L'homme invisible (1897)de H. G. WellsUn scientifique découvre une formule d'invisibilité qu'il essaie sur lui-même. Profitant de son nouvel état, il commet des vols en tout anonymat. Mais il ne parvient pas à trouver l'antidote : le voilà condamné à demeurer invisible. Dès lors, comment vivre en marge de la société ? L'Homme invisible se fonde sur une utopie scientifique. Un rêve ancien : celui de pouvoir réaliser ses fantasmes à l'insu de tous. Voir sans être vu. Mais le rêve se heurte aux lois de la science et aux règles de la société. Griffin, le héros (qui est albinos), se verra rejeté par tous, traité comme un paria.
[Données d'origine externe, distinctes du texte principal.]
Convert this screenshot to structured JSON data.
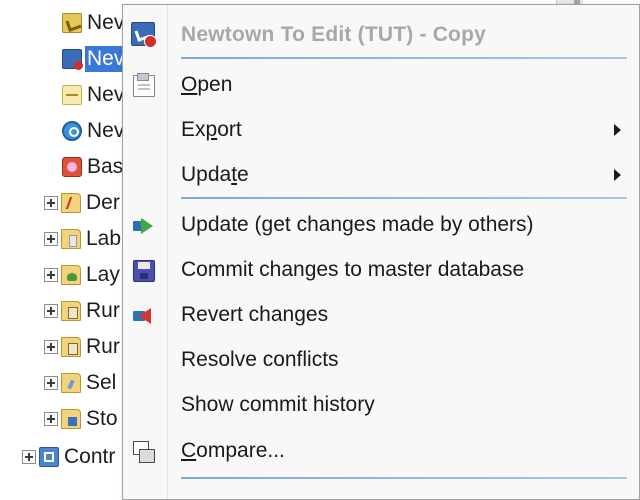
{
  "tree": {
    "items": [
      {
        "label": "Nev",
        "icon": "database-icon"
      },
      {
        "label": "Nev",
        "icon": "edit-version-icon",
        "selected": true
      },
      {
        "label": "Nev",
        "icon": "map-icon"
      },
      {
        "label": "Nev",
        "icon": "search-icon"
      },
      {
        "label": "Bas",
        "icon": "base-icon"
      },
      {
        "label": "Der",
        "icon": "folder-icon"
      },
      {
        "label": "Lab",
        "icon": "folder-icon"
      },
      {
        "label": "Lay",
        "icon": "folder-icon"
      },
      {
        "label": "Rur",
        "icon": "folder-icon"
      },
      {
        "label": "Rur",
        "icon": "folder-icon"
      },
      {
        "label": "Sel",
        "icon": "folder-icon"
      },
      {
        "label": "Sto",
        "icon": "folder-icon"
      },
      {
        "label": "Contr",
        "icon": "control-icon"
      }
    ]
  },
  "menu": {
    "header": {
      "title": "Newtown To Edit (TUT) - Copy",
      "icon": "edit-version-icon"
    },
    "items": {
      "open": {
        "label_pre": "",
        "label_u": "O",
        "label_post": "pen",
        "icon": "open-icon"
      },
      "export": {
        "label_pre": "Ex",
        "label_u": "p",
        "label_post": "ort"
      },
      "update_sub": {
        "label_pre": "Upda",
        "label_u": "t",
        "label_post": "e"
      },
      "update_changes": {
        "label": "Update (get changes made by others)",
        "icon": "update-icon"
      },
      "commit": {
        "label": "Commit changes to master database",
        "icon": "commit-icon"
      },
      "revert": {
        "label": "Revert changes",
        "icon": "revert-icon"
      },
      "resolve": {
        "label": "Resolve conflicts"
      },
      "history": {
        "label": "Show commit history"
      },
      "compare": {
        "label_pre": "",
        "label_u": "C",
        "label_post": "ompare...",
        "icon": "compare-icon"
      }
    }
  },
  "colors": {
    "selection": "#3a78d8",
    "separator": "#7fa9d9",
    "header_text": "#a8a8a8"
  }
}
Le roman raconte une tragédie de la solitude et de la différence. Inadapté à la société, Griffin est un apprenti sorcier, qui finira captif de son rêve. Misanthrope et grotesque, ce héros négatif ne cesse pourtant de nous fasciner. Roman haletant, tragi-comique, L'Homme invisible (1897) est une inépuisable source d'inspiration pour la culture populaire, rejoignant les grands mythes de l'humanité.
Critique :
Un très bon roman, qui se lit assez vite. Le scénario est plutôt classique (enfin probablement moins à l'époque) mais fonctionne bien. Nous avons là un scientifique qui a trouvé la formule magique permettant de s'invisibiliser aux yeux de la société, cependant, sa découverte l'amènera à devenir un paria, même auprès d'un de ses anciens camarades d'université à qui il s'était confié. Mais peut-on réellement compatir avec lui et avoir pitié de son sort ? D'un côté oui, car il est marginalisé, et personne ne tente réellement de comprendre ce qui lui arrive, et de l'autre, pas complètement. Car sa trouvaille (même si le roman sous-entend qu'il était déjà comme ça) le conduit à avoir un comportement odieux envers de nombreuses personnes (souvent issues de milieux pauvres). En effet, aussi surprenante et utile soit sa découverte, elle le fait se sentir supérieur auprès des gens qui se mettent en travers de son chemin (comme monsieur Marvel, qui à la base n'avait rien demandé et pensait être ivre en l'ayant rencontré la première fois - comprenez, ce n'est pas tous les jours qu'on rencontre un homme invisible, donc on pense être en total monologue et devenir fou -). Le peuple aura cependant raison de lui, car toute l'Angleterre se lancera à sa recherche jusqu'à ce qu'il se fasse attraper.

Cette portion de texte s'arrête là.